Quad Day Fundraising Blends Tradition and Creativity

Johnson Hall

Residents of Johnson Hall sold dumplings stuffed with pork, cabbage, scallions and egg, which they made with the help of their House Counselor, Lixia Ma, Instructor in Chinese.“Dumpling making is such a Chinese family style of food for weekends and holidays, especially Chinese New Year in Northern China. The whole family gets together to make food while catching up on everyone’s life. I like to make dumplings for our dorm on some weekends, and mostly the girls [will] come and join me too,” said Ma in an email to The Phillipian.
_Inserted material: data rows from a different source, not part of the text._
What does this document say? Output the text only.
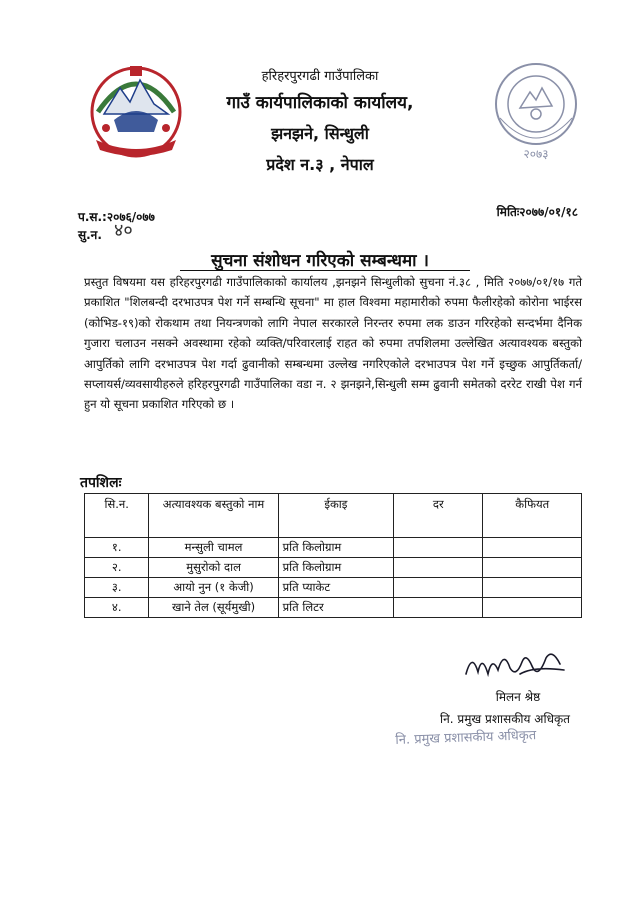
२०७३
हरिहरपुरगढी गाउँपालिका
गाउँ कार्यपालिकाको कार्यालय,
झनझने, सिन्धुली
प्रदेश न.३ , नेपाल
प.स.:२०७६/०७७	मितिः२०७७/०१/१८
सु.न. ४०
सुचना संशोधन गरिएको सम्बन्धमा ।
प्रस्तुत विषयमा यस हरिहरपुरगढी गाउँपालिकाको कार्यालय ,झनझने सिन्धुलीको सुचना नं.३८ , मिति २०७७/०१/१७ गते प्रकाशित "शिलबन्दी दरभाउपत्र पेश गर्ने सम्बन्धि सूचना" मा हाल विश्वमा महामारीको रुपमा फैलीरहेको कोरोना भाईरस (कोभिड-१९)को रोकथाम तथा नियन्त्रणको लागि नेपाल सरकारले निरन्तर रुपमा लक डाउन गरिरहेको सन्दर्भमा दैनिक गुजारा चलाउन नसक्ने अवस्थामा रहेको व्यक्ति/परिवारलाई राहत को रुपमा तपशिलमा उल्लेखित अत्यावश्यक बस्तुको आपुर्तिको लागि दरभाउपत्र पेश गर्दा ढुवानीको सम्बन्धमा उल्लेख नगरिएकोले दरभाउपत्र पेश गर्ने इच्छुक आपुर्तिकर्ता/सप्लायर्स/व्यवसायीहरुले हरिहरपुरगढी गाउँपालिका वडा न. २ झनझने,सिन्धुली सम्म ढुवानी समेतको दररेट राखी पेश गर्न हुन यो सूचना प्रकाशित गरिएको छ ।
तपशिलः
सि.न.	अत्यावश्यक बस्तुको नाम	ईकाइ	दर	कैफियत
१.	मन्सुली चामल	प्रति किलोग्राम		
२.	मुसुरोको दाल	प्रति किलोग्राम		
३.	आयो नुन (१ केजी)	प्रति प्याकेट		
४.	खाने तेल (सूर्यमुखी)	प्रति लिटर		
मिलन श्रेष्ठ
नि. प्रमुख प्रशासकीय अधिकृत
नि. प्रमुख प्रशासकीय अधिकृत
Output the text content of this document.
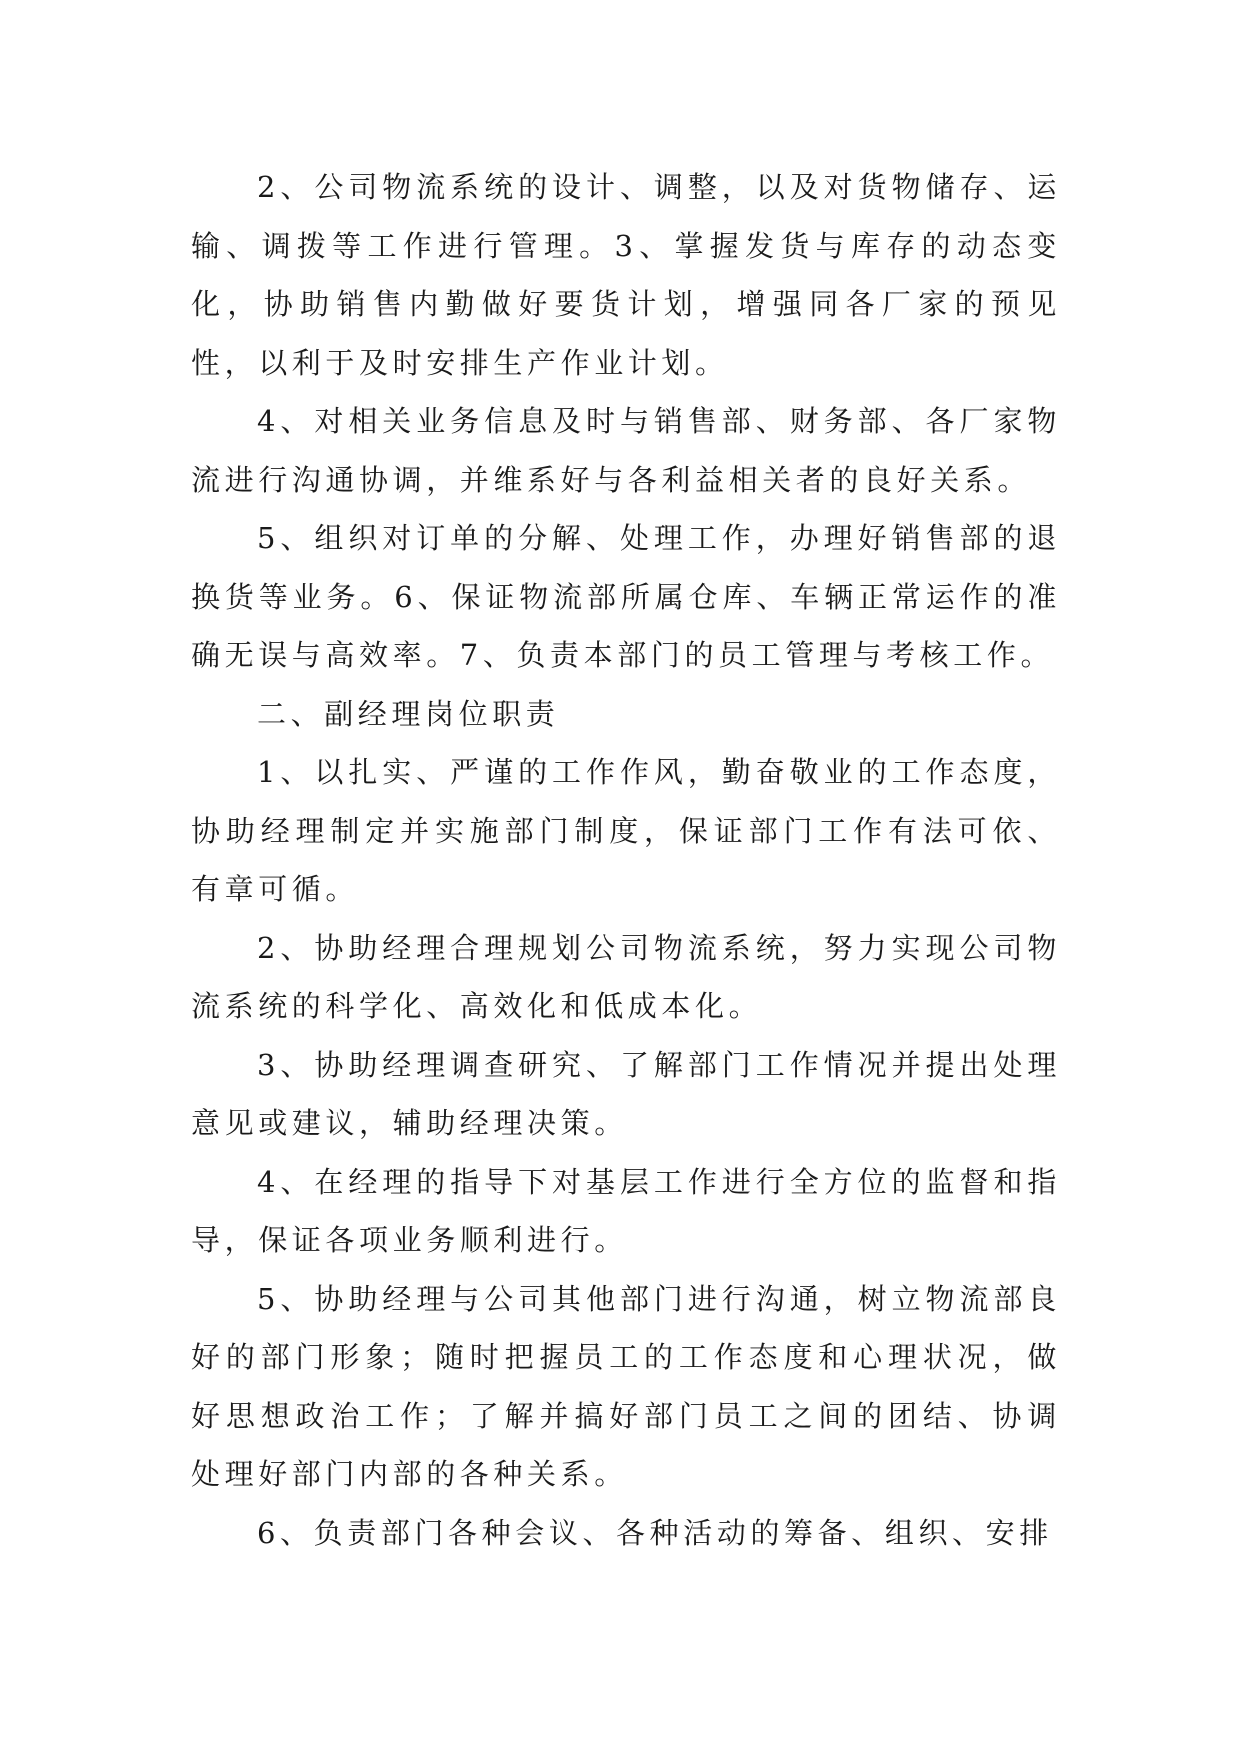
2、公司物流系统的设计、调整，以及对货物储存、运输、调拨等工作进行管理。3、掌握发货与库存的动态变化，协助销售内勤做好要货计划，增强同各厂家的预见性，以利于及时安排生产作业计划。

4、对相关业务信息及时与销售部、财务部、各厂家物流进行沟通协调，并维系好与各利益相关者的良好关系。

5、组织对订单的分解、处理工作，办理好销售部的退换货等业务。6、保证物流部所属仓库、车辆正常运作的准确无误与高效率。7、负责本部门的员工管理与考核工作。

二、副经理岗位职责

1、以扎实、严谨的工作作风，勤奋敬业的工作态度，协助经理制定并实施部门制度，保证部门工作有法可依、有章可循。

2、协助经理合理规划公司物流系统，努力实现公司物流系统的科学化、高效化和低成本化。

3、协助经理调查研究、了解部门工作情况并提出处理意见或建议，辅助经理决策。

4、在经理的指导下对基层工作进行全方位的监督和指导，保证各项业务顺利进行。

5、协助经理与公司其他部门进行沟通，树立物流部良好的部门形象；随时把握员工的工作态度和心理状况，做好思想政治工作；了解并搞好部门员工之间的团结、协调处理好部门内部的各种关系。

6、负责部门各种会议、各种活动的筹备、组织、安排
Thompson House and Morehead House

Thompson House and new dorm Morehead joined together to hold a tie-dying booth. Customers could bring their own T-shirts to tie-dye or, for a few extra dollars, were provided with plain white T-shirts. “Even though we ended up with a net profit of $10 because of the expenses from the tie dye kits, we all agreed that it was worth it. I wasn’t very good at tie-dying, but luckily [Lila Dolan ’15] was an expert, which really helped build our dorm bonding. Not everyone picked up their shirts, so we all have about ten shirts in our common room with no idea who they belong to,” said Claire Ressel ’16, a member of Thompson House.




Taylor Hall

After a few years absent from Quad Day, Taylor Hall made a return this year selling hand massages.“It’s a creative process to come up with an idea for Quad Day, and we thought there was a need for hand massages, so we wanted to fill that void,” said Addison Davenport ’15, a resident of Taylor Hall. Vincent Mocco ’15, also a resident of Taylor Hall, added, “Hand massages are a labor of love. You get to sit down, have a nice, relaxing conversation with someone and make their day.”



Adams Hall

After last year’s success, Adams Hall decided to sell slices of pie and cups of cider again this year for Quad Day. Adams successfully sold all their pies after Max Kim ’16 bought the last three pies at the end of the event. “Pie and cider are classic fall favorites. Last year, we spent our money on a ping pong table that we all still play with, dorm apparel and a dorm brunch at the Andover Inn. It was great seeing all the girls come out and help, and I’m excited to see what we spend our money on this year,” said Bianca Navarro Bowman ’15, a Proctor in Adams Hall.




Rockwell House

Rockwell also upheld tradition by holding a donut eating competition. For $1, contestants were challenged to eat two mini donuts without using their hands. The fastest contestant to eat both donuts was given a $10 Starbucks gift card. Paul Munn ’18, a resident of Rockwell, won the competition with a time of 7.64 seconds. “I was pretty excited about winning the prize, because it was my fourth attempt. I thought I couldn’t do it, and neither did my friends, but I was able to beat the previous time by about half a second,” he said.




Andover Cottage

Andover Cottage stuck to their roots with their usual “Pie in the Face” booth. For just $3, students got a chance to throw a pie at any resident of Andover Cottage. Even with whipped cream splattered in his hair, Ethan Brown ’17 still enjoyed the activity. “It’s great to support the dorm and getting pied is always fun,” he said.